Abstract

INTRODUCTION: Patients with abnormal fecal immunochemical test (FIT) results require diagnostic colonoscopy to reduce mortality from colorectal cancer (CRC). Barriers to follow-up are multifactorial and include patient-, provider-, and system-level factors. Patient navigators (PN) can be effective in improving follow-up by helping patients overcome these barriers. We aimed to assess the impact of PN on clinical care processes required for colonoscopy completion after positive FIT in a large, academic health care system. METHODS: We included all UCLA Health outpatients with an abnormal FIT result between 12/1/2016 and 12/01/2018 without documentation of a colonoscopy. Two PN underwent training with a gastroenterologist and quality officer. For all FIT positive patients, PN 1) conducted a chart review to confirm lack of colonoscopy completion, 2) contacted the primary care provider when there was an inappropriate reason for lack of colonoscopy, and 3) called patients to review FIT results, encourage follow-up, address barriers, and schedule a colonoscopy.

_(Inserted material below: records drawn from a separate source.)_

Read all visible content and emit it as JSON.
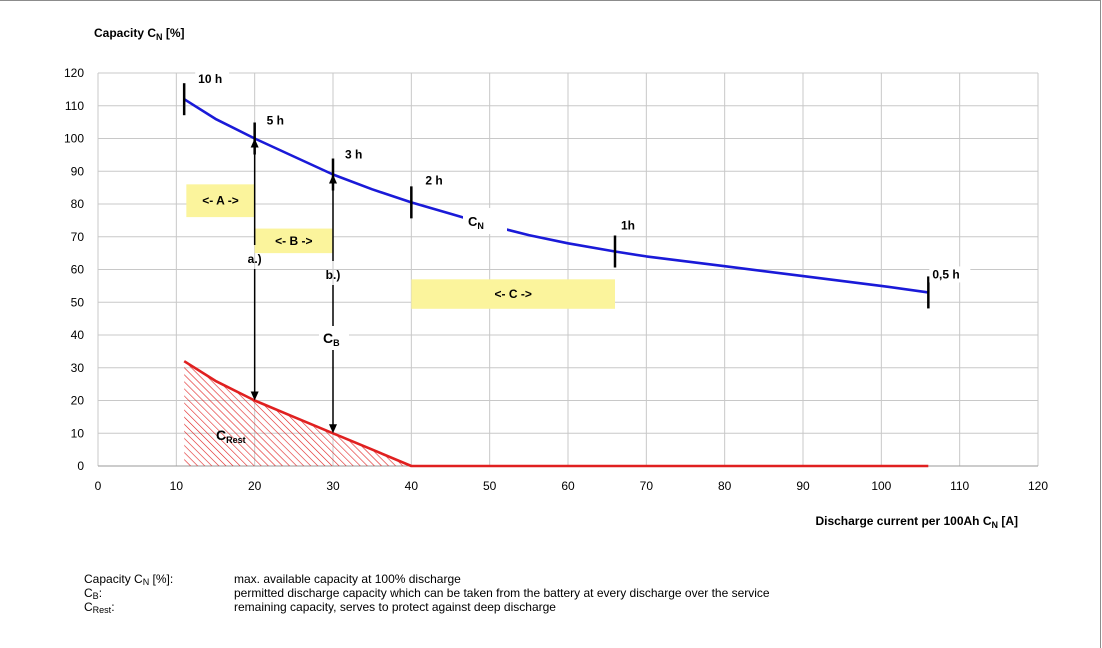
{
  "chart_data": {
    "type": "line",
    "title": "",
    "ylabel_main": "Capacity C",
    "ylabel_sub": "N",
    "ylabel_tail": " [%]",
    "xlabel_main": "Discharge current per 100Ah C",
    "xlabel_sub": "N",
    "xlabel_tail": " [A]",
    "xlim": [
      0,
      120
    ],
    "ylim": [
      0,
      120
    ],
    "xticks": [
      0,
      10,
      20,
      30,
      40,
      50,
      60,
      70,
      80,
      90,
      100,
      110,
      120
    ],
    "yticks": [
      0,
      10,
      20,
      30,
      40,
      50,
      60,
      70,
      80,
      90,
      100,
      110,
      120
    ],
    "grid": true,
    "series": [
      {
        "name": "C_N",
        "label_main": "C",
        "label_sub": "N",
        "color": "#1a1ad8",
        "x": [
          11,
          15,
          20,
          25,
          30,
          35,
          40,
          45,
          50,
          55,
          60,
          66,
          70,
          80,
          90,
          100,
          106
        ],
        "y": [
          112,
          106,
          100,
          94.5,
          89,
          84.5,
          80.5,
          77,
          73.5,
          70.5,
          68,
          65.5,
          64,
          61,
          58,
          55,
          53
        ]
      },
      {
        "name": "C_Rest",
        "label_main": "C",
        "label_sub": "Rest",
        "color": "#e02020",
        "x": [
          11,
          15,
          20,
          25,
          30,
          35,
          40,
          106
        ],
        "y": [
          32,
          26,
          20,
          15,
          10,
          5,
          0,
          0
        ]
      }
    ],
    "time_markers": [
      {
        "label": "10 h",
        "x": 11,
        "y": 112
      },
      {
        "label": "5 h",
        "x": 20,
        "y": 100
      },
      {
        "label": "3 h",
        "x": 30,
        "y": 89
      },
      {
        "label": "2 h",
        "x": 40,
        "y": 80.5
      },
      {
        "label": "1h",
        "x": 66,
        "y": 65.5
      },
      {
        "label": "0,5 h",
        "x": 106,
        "y": 53
      }
    ],
    "arrows": [
      {
        "label": "a.)",
        "x": 20,
        "y_top": 100,
        "y_bottom": 20
      },
      {
        "label": "b.)",
        "x": 30,
        "y_top": 89,
        "y_bottom": 10
      }
    ],
    "range_labels": [
      {
        "label": "<- A ->",
        "x_from": 10,
        "x_to": 20
      },
      {
        "label": "<- B ->",
        "x_from": 20,
        "x_to": 30
      },
      {
        "label": "<-   C   ->",
        "x_from": 40,
        "x_to": 66
      }
    ],
    "cb_label_main": "C",
    "cb_label_sub": "B",
    "crest_label_main": "C",
    "crest_label_sub": "Rest",
    "highlight_color": "#fbf49c"
  },
  "legend": [
    {
      "term_main": "Capacity C",
      "term_sub": "N",
      "term_tail": " [%]:",
      "desc": "max. available capacity at 100% discharge"
    },
    {
      "term_main": "C",
      "term_sub": "B",
      "term_tail": ":",
      "desc": "permitted discharge capacity which can be taken from the battery at every discharge over the service"
    },
    {
      "term_main": "C",
      "term_sub": "Rest",
      "term_tail": ":",
      "desc": "remaining capacity, serves to protect against deep discharge"
    }
  ]
}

Intervention endpoints were 1) colonoscopy completion, 2) patient refusal, 3) provider felt colonoscopy inappropriate, and 4) patient left the health system. We determined the proportion of patients that reached each endpoint at 4 months and reasons providers reported that colonoscopy was not indicated after positive FIT. RESULTS: Our cohort included 131 subjects. Mean age was 62.8 (±7.3), 50.3% were female, and 49.6% were White. In all, 87 (66.4%) reached an intervention endpoint at 4 months (Figure 1). Twenty-seven (31.0%) received diagnostic follow-up: 12 (44.5%) had colonoscopy, 3 (11.1%) had CT colonography, 1 (3.7%) had sigmoidoscopy, and 11 (40.7%) reported colonoscopies outside the health system. Primary care providers that were contacted by the PN often did not feel colonoscopy was indicated (25, 19.1%), and many (10, 40.0%) cited recent colonoscopy (Table 1). There were 19 (21.8%) patients that refused follow-up colonoscopy. CONCLUSION: PN was effective in increasing diagnostic follow-up after positive FIT and revealed persistent challenges to appropriate resolution of positive FIT. Future efforts will improve provider education about appropriate use of FIT and evaluate if PN can improve timely diagnostic follow-up when tracking positive FIT patients prospectively.